Con pocas fuerzas, desde una cama en el área de covid del Hospital General de Ciudad Juárez, un anciano intentaba descifrar los rostros de las enfermeras que monitoreaban periódicamente sus niveles de oxígeno.

Los médicos y enfermeras del área de covid no tienen cara. Parecen astronautas en plena exploración lunar: envueltos en un overol de tela amarilla, más dos overoles desechables —uno azul y otro blanco—, dos cubrebocas y dos pares de guantes de látex. Tal es la frágil armadura que los separa del virus que ha causado estragos en todo el mundo y en esta ciudad fronteriza.

De la enfermera que lo cuidaba ese día, el paciente sólo sabía dos cosas. Una era que se llamaba Claudia, pues llevaba el nombre escrito en letra grande y clara en la parte superior izquierda de su overol. La otra, que se delineaba los ojos con “línea de gato”, con un trazo desde el piquito del lagrimal hasta la nariz y otro, más grueso, apuntando ligeramente de la punta del ojo hacia la ceja.

La enfermera, Claudia García, también sabía dos cosas acerca de su paciente: era viudo —su esposa había fallecido antes de que estallara la pandemia— y su pasatiempo favorito era ir al parque con ella y ver las sonrisas en los rostros de los paseantes.

—No sé si ustedes están sonriendo o no y me gusta mucho ver sonreír a la gente, dijo el paciente.

Sin pensarlo dos veces, Claudia se bajó el cubrebocas, dejando al descubierto sus labios finos pintados de rojo carmesí.

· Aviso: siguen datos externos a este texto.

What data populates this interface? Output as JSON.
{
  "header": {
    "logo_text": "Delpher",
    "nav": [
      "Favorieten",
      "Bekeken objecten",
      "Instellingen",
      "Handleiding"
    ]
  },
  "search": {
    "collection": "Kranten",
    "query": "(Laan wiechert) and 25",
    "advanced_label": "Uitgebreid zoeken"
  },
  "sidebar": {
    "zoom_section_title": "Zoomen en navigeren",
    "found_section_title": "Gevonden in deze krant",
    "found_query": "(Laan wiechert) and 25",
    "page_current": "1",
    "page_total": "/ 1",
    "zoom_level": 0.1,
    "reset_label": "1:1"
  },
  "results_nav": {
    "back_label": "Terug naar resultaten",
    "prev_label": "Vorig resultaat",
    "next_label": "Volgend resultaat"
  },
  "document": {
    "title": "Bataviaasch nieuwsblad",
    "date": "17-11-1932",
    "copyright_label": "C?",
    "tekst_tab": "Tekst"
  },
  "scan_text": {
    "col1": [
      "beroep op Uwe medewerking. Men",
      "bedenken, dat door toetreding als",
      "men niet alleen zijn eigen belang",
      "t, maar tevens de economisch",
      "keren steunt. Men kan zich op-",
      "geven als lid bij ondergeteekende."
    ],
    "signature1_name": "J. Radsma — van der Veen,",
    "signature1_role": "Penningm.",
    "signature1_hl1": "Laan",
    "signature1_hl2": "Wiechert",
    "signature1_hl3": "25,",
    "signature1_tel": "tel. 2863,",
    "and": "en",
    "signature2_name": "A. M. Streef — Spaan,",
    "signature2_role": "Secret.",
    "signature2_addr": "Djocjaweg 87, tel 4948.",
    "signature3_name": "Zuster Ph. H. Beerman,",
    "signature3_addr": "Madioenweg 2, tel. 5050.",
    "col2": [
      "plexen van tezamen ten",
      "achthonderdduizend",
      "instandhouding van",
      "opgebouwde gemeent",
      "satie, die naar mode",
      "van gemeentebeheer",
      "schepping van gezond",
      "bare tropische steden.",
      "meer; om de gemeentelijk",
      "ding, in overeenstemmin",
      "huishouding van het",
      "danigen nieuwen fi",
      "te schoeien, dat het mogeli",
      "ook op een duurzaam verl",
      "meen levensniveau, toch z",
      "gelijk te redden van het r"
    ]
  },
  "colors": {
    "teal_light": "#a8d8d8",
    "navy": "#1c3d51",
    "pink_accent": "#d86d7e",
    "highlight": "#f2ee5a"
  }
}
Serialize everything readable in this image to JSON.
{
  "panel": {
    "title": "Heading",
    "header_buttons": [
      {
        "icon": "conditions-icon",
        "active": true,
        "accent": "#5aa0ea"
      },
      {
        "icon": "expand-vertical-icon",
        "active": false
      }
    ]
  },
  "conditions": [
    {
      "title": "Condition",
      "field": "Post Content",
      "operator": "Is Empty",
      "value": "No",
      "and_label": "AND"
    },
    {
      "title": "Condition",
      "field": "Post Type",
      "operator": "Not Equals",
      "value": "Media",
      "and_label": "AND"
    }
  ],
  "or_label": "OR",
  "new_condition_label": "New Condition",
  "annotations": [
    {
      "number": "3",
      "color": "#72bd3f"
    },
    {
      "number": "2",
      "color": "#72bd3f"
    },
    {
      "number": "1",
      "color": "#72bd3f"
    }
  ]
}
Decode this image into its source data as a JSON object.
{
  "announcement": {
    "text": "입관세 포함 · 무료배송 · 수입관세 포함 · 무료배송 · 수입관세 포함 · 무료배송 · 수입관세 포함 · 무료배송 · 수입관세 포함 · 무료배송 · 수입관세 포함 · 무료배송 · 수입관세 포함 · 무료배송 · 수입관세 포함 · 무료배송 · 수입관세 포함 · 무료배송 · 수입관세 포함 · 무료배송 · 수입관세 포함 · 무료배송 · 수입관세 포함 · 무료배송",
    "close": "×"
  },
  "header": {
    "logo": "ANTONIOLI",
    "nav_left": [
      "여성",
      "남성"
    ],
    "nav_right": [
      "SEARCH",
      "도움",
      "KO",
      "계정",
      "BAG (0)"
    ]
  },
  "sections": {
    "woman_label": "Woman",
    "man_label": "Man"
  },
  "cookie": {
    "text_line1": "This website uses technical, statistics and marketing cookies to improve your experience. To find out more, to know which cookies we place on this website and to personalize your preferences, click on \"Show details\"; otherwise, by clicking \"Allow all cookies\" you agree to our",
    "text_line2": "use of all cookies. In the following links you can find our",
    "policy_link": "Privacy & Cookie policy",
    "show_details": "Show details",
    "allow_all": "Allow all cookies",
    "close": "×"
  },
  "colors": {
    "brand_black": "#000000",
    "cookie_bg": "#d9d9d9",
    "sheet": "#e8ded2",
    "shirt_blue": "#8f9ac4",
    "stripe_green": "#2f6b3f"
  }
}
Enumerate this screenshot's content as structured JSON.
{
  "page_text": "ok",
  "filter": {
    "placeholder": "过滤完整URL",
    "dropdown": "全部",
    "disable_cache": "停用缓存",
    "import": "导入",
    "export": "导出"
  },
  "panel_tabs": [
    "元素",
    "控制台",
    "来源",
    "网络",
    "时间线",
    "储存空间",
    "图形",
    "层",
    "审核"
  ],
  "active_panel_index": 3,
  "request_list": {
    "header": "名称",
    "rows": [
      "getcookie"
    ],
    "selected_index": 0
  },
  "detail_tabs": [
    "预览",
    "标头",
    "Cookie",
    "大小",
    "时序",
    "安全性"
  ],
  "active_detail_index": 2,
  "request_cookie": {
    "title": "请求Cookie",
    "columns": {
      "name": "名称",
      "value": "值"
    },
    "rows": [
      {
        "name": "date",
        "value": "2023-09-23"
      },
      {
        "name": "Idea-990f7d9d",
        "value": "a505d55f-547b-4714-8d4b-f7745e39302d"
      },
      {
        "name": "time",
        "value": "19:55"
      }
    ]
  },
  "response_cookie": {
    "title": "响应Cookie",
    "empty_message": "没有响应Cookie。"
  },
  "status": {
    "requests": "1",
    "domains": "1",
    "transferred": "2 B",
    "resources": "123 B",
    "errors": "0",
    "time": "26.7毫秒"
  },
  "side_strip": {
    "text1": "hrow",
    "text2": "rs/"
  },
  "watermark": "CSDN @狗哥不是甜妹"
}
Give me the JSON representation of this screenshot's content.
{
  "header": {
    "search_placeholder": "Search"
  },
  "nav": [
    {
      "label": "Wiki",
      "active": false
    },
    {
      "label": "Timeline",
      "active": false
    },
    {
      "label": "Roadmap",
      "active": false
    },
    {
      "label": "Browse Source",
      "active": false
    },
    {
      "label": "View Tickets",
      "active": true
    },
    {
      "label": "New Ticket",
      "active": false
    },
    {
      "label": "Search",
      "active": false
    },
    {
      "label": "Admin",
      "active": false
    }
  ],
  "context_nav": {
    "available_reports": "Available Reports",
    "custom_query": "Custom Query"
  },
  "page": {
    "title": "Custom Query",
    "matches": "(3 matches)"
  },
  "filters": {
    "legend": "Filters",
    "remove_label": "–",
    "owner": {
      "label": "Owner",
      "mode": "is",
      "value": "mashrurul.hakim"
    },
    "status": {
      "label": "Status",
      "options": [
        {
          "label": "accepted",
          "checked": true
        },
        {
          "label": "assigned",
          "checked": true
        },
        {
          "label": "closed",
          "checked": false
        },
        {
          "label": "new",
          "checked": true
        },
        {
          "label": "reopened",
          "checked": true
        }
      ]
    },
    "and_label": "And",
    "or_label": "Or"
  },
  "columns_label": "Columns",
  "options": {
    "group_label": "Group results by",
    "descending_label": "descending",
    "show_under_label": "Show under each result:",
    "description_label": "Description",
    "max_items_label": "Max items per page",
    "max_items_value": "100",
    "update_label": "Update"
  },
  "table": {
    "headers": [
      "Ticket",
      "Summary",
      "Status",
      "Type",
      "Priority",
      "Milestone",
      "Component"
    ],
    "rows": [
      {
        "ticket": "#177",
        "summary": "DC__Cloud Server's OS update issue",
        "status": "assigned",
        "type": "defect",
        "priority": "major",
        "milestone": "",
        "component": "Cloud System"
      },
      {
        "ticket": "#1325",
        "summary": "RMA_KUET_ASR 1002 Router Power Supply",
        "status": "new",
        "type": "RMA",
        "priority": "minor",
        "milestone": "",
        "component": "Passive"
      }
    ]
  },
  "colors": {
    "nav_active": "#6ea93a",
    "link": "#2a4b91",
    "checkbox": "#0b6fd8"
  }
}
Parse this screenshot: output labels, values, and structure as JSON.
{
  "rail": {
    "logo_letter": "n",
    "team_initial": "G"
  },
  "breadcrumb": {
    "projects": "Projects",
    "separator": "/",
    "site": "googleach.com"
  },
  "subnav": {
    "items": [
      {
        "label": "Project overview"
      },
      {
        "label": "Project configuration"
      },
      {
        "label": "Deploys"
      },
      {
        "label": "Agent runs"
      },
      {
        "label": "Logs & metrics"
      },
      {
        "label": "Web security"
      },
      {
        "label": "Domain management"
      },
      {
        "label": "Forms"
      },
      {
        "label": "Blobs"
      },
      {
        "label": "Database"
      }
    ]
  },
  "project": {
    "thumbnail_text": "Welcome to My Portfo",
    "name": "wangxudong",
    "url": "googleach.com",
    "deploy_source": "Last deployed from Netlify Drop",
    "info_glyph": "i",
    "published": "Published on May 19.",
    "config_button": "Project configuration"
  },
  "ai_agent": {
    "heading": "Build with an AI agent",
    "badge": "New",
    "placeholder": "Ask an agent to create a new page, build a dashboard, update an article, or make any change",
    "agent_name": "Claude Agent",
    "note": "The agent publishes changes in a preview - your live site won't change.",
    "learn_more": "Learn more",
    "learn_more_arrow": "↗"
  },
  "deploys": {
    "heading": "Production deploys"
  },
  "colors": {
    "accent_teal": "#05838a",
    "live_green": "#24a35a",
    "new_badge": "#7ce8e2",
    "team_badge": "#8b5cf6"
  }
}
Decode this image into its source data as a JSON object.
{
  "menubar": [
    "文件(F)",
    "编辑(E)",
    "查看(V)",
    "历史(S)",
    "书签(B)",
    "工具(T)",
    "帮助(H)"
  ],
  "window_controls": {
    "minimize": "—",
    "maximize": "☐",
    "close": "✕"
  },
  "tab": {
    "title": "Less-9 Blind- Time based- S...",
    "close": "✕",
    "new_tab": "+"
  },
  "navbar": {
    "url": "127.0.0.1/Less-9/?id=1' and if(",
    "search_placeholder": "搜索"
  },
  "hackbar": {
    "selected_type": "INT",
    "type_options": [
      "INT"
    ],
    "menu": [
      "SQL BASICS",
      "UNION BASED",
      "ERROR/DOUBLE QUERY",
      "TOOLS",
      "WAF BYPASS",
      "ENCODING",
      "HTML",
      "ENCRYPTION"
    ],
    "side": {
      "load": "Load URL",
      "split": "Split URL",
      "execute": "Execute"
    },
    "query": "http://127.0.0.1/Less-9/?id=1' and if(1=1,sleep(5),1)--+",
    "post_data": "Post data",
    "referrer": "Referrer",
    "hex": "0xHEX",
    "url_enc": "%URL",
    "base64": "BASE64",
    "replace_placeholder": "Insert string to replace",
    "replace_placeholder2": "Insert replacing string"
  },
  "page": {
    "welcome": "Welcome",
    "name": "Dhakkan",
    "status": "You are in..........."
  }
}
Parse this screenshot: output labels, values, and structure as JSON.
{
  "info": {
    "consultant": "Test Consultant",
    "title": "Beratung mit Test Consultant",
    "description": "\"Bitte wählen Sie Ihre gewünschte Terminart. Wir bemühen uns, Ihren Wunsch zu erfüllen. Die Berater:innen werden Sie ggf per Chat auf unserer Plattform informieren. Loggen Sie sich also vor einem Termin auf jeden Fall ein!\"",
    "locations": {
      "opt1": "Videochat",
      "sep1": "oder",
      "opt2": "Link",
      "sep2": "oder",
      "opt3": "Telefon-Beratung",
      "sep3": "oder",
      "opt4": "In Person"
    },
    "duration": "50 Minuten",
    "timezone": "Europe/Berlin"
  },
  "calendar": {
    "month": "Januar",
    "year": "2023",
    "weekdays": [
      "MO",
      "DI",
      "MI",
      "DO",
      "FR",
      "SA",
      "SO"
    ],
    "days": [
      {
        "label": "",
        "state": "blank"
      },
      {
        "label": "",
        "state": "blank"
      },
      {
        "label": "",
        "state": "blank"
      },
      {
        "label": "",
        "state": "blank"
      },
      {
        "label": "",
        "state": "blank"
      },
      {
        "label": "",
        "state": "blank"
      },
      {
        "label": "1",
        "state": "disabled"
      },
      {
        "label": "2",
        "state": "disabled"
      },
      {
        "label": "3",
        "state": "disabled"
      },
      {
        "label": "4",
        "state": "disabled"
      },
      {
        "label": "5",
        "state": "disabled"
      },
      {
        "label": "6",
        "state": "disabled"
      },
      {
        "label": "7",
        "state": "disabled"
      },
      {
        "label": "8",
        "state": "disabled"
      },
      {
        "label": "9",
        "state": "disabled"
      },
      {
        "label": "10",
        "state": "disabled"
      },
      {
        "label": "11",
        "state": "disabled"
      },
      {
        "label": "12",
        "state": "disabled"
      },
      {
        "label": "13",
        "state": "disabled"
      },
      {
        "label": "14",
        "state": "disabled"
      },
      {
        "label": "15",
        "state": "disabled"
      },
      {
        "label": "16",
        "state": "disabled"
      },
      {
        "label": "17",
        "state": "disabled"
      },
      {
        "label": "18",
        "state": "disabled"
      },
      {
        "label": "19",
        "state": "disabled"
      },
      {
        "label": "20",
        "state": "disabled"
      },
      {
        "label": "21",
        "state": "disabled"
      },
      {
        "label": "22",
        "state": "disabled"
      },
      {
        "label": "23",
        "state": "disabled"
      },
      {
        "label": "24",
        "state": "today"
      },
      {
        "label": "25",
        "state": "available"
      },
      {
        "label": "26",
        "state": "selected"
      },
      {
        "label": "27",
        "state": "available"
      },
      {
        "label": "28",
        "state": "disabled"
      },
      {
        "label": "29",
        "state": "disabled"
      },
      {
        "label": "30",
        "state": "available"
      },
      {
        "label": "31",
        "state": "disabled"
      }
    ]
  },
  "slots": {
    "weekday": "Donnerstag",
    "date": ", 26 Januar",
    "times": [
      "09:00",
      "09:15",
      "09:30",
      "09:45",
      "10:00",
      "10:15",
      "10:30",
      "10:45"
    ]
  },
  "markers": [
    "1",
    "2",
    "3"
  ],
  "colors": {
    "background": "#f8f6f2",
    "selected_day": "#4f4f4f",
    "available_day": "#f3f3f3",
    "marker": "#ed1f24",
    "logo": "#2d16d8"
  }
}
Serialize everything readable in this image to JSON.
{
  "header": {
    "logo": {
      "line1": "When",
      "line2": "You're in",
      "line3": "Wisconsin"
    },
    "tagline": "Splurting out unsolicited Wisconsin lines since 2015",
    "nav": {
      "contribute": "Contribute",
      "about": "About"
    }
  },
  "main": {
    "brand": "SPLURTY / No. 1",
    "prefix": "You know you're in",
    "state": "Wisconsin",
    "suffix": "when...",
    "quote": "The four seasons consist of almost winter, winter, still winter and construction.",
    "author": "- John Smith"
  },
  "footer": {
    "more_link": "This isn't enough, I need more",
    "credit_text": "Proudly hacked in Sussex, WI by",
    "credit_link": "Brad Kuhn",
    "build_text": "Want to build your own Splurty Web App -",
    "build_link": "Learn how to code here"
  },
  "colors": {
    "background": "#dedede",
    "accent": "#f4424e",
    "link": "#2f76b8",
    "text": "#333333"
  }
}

El anciano pudo comprobar que Claudia es una de esas personas que no sólo sonríen con la boca, sino también con los ojos .

—Me ha hecho tan feliz —le dijo el anciano a la enfermera.

Era viernes. Cuando Claudia regresó al trabajo después del fin de semana, la cama ya había sido desinfectada y se encontraba ocupada por otro paciente. El anciano, cuyo nombre no recuerda, había pasado a formar parte de una estadística: 7,450 muertos por covid en el estado de Chihuahua desde que inició la pandemia.

[El regaño]

El día que se bajó el cubrebocas para que su paciente pudiera verla sonreír, no sería la primera ni la única vez que Claudia quebrantaba las reglas. Un día, se percató de que ocho pacientes de la tercera edad apenas comían.

—¿Por qué no come?

—No quiero comer. La comida no me sabe.

—¿Y si le traigo un caldito sí se lo come?

—Sí.

Claudia, que ama cocinar, regresó a casa, preparó un caldo de res y lo ingresó al área de covid, a escondidas, en un tupperware, junto con unos platos desechables. Lo repartió entre sus pacientes.

—Ándele señor, usted me dijo que si le traía caldo iba a comer.

—La van a regañar.

—Lo voy a regañar a usted si no se come el caldo. Lo hice yo.

El anciano no se equivocó cuando vaticinó que a Claudia le caería senda regañina.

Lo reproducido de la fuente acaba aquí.